Dans ce rappel de l’évolution historique de la chasse commerciale mutant puis disparaissant au profit de son seul aspect ludique, la chasse en Afrique Centrale est apparue, ainsi que dans le reste de l’Afrique Subsaharienne, comme une composante essentielle des politiques environnementales, aussi bien durant la conquête que durant les périodes coloniales puis post-coloniales. Répondant à une nouvelle demande sociale occidentale de voyage mêlant luxe et aventure, la chasse sportive puis le tourisme cynégétique, sa forme internationale, ont connu leurs heures de gloire jusqu’au milieu de la seconde moitié du XXe siècle, avant que ne se développent des politiques conservationnistes plus coercitives pour les chasseurs blancs et totalement prohibitives pour les populations rurales africaines. Si le tourisme cynégétique a perduré jusqu’à aujourd’hui, c’est tout d’abord parce qu’il repose sur des bases idéologiques qui ne sont pas en si grand désaccord avec les conceptions conservationnistes dites classiques : « les principaux dangers pour la faune sauvage africaine sont la perte d’habitats mais plus encore l’exploitation non durable qu’en font les populations rurales africaines…. » « L’ennemi » commun étant identifié, il s’est agi de s’en prémunir par la mise en défens des territoires. Les secteurs de chasse sportive participent donc, au moins dans les discours et sur le papier, de l’établissement des politiques de protection de l’environnement telles qu’elles sont conçues et prônées à l’échelle internationale. Le tourisme cynégétique se présente en effet comme une possible réponse, au travers de la construction et de l’évolution de son discours (nouvelle argumentation écologique et socio-économique) comme de son fonctionnement interne (approche mondialisée et marchandisée, développement des systèmes intégrés et des approches communautaire et participative), aux problèmes de conservation des écosystèmes africains. Accusés et montrés du doigt à juste titre, pour avoir participé à la raréfaction voire à l’extermination de la faune sauvage africaine, la plupart des acteurs du tourisme cynégétique ont aujourd’hui réellement fait évoluer leurs pratiques et leur rapport à la faune sauvage. Et cela, même si des résistances empreintes d’un mélange de conservatisme et de nostalgie persistent avec force, particulièrement en ce qui concerne le rapport à « l’Afrique » dans sa globalité comme nous le constaterons ultérieurement.

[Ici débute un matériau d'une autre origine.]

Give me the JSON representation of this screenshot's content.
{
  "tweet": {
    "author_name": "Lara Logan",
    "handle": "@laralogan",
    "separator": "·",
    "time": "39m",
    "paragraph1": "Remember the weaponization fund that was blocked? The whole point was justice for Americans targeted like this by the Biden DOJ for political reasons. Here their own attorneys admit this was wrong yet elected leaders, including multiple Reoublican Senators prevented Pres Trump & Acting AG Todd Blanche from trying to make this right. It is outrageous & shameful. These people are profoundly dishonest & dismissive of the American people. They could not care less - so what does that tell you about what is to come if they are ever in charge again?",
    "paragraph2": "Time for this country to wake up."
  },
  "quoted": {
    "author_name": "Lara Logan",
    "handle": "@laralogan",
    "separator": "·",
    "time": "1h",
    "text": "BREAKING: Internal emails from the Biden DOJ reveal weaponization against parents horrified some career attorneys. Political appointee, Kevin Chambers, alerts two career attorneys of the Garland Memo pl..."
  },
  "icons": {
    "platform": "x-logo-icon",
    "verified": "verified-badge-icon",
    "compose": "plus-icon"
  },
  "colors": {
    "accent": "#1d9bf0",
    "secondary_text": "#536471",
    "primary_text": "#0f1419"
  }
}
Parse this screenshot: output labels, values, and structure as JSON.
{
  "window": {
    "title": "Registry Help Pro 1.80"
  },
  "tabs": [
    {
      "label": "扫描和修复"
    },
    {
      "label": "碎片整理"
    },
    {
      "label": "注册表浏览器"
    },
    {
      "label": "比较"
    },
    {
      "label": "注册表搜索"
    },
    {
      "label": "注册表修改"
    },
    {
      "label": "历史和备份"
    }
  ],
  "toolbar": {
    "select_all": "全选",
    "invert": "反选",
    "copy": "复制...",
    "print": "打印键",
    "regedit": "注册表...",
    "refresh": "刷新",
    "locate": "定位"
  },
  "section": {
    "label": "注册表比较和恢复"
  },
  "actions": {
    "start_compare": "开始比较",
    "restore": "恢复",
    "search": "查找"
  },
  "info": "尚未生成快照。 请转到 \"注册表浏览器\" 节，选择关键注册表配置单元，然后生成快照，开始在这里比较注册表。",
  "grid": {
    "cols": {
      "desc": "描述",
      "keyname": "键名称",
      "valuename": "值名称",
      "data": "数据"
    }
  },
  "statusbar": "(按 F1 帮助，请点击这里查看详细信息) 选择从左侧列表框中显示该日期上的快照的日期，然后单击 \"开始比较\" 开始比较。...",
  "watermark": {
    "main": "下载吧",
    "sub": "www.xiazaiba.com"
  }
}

Pour autant, cette modification des comportements cynégétiques des touristes chasseurs occidentaux ne s’est pas faite naturellement. C’est en partie sous la contrainte que les mentalités ont été amenées à évoluer, en réaction à la naissance de mouvements écologistes très influents à partir des années 1970-1980, ralliant à leurs idées plus qu’à leur cause une certaine frange du monde de la chasse, en réaction également à la baisse très importante des

populations de faune sauvage en Afrique puis à la mise en place de politiques cynégétiques plus draconiennes.

L’échec des politiques classiques de conservation, associé à une domination accrue de la sphère économique sur la sphère politique et sociale, particulièrement dans le domaine de l’accès aux ressources naturelles, a été un facteur de plus pour chercher à résoudre une difficile équation : « consommer le moins de ressources possible et générer le plus de revenus possible pour satisfaire les besoins ou les intérêts du plus grand nombre d’acteurs possible ». Prêts à consommer moins, voire très peu, comme nous allons l’aborder dans la partie suivante, et à payer leur passion au prix fort, les « chasseurs blancs » sont devenus des acteurs-partenaires privilégiés des politiques de gestion participative des ressources naturelles.